Hyperliquid: A Exchange Realmente Se Tornou Descentralizada?

Hyperliquid: A Exchange Realmente Se Tornou Descentralizada?

Traduzido do inglês

Em maio, eu escrevi que a Hyperliquid era um exemplo marcante de CeDeFi — um sistema que utiliza tecnologias de finanças descentralizadas para construir um produto centralizado.

Por “produto”, eu quis dizer sua exchange de perpétuos on-chain. Para mim, parecia como se a Binance decidisse armazenar todos os seus depósitos e dados de negociação não em um banco de dados privado, visível apenas para você e para a exchange, mas em um livro-razão público — que qualquer pessoa pode inspecionar. Ao mesmo tempo, a exchange ainda tinha a capacidade técnica de alterar ou excluir qualquer registro, ou simplesmente recusar-se a processar sua transação.

E era exatamente assim que a Hyperliquid funcionava há alguns meses:

  • Todos os depósitos e negociações eram registrados on-chain;
  • A blockchain tinha apenas quatro validadores — todos ligados aos desenvolvedores do projeto;
  • Um quórum de validadores podia reescrever qualquer bloco ou contrato;
  • E se os validadores recusassem incluir sua transação (por exemplo, um saque), você não tinha como forçar isso.

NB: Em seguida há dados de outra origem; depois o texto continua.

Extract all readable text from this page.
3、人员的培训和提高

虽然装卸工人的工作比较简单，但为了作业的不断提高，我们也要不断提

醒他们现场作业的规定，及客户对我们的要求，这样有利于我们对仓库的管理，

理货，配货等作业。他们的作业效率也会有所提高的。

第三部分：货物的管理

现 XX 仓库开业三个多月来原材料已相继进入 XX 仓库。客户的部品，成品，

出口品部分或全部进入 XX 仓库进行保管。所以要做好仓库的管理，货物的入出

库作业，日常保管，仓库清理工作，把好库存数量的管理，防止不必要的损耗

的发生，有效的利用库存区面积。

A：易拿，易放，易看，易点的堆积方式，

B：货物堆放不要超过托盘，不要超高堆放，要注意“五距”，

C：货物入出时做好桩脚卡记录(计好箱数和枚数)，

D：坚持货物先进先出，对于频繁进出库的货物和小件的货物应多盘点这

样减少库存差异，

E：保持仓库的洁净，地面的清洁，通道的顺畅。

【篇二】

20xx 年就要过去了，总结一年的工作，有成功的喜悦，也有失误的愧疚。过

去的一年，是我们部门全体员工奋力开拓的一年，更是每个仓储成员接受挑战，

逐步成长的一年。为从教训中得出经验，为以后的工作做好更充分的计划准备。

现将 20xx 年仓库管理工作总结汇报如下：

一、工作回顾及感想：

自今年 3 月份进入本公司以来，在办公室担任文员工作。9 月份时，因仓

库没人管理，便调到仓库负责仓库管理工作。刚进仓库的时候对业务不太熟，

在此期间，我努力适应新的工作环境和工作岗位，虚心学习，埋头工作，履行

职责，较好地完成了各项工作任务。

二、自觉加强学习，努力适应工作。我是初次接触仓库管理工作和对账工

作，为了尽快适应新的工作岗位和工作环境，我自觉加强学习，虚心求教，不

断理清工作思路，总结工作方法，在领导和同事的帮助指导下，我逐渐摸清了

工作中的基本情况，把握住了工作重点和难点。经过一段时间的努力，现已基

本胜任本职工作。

Para piorar, a negociação só era possível pela interface oficial em api.hyperliquid.xyz ou pelo aplicativo móvel. Se qualquer uma delas caísse, você não poderia negociar — nem mesmo cancelar ordens para liberar colateral para saque.

Mas as coisas mudaram desde então:

  • Qualquer pessoa agora pode se tornar validador na blockchain da Hyperliquid — sem necessidade de aprovação dos desenvolvedores;
  • A exchange ganhou pontos de acesso alternativos via carteiras como Phantom, MetaMask e outras.

Isso levanta uma questão importante: A Hyperliquid finalmente se tornou uma exchange verdadeiramente descentralizada?

O Que Esperamos de uma Exchange Descentralizada?

Nenhum ponto único de falha. Uma exchange verdadeiramente descentralizada não pode ser desligada. Mesmo que um nó ou frontend caia, as negociações continuam pelo restante da rede.

Acesso aberto e liberdade para construir novas interfaces. Quando não há autoridade central para proibir ou restringir nada, os usuários não ficam presos a um único site ou aplicativo. Um protocolo DEX rodando em uma rede pública pode ser acessado de várias formas — por clientes web alternativos, integrações com carteiras ou aplicativos de terceiros. Isso elimina a dependência tanto de um domínio específico (que pode ser bloqueado) quanto dos desenvolvedores do frontend oficial.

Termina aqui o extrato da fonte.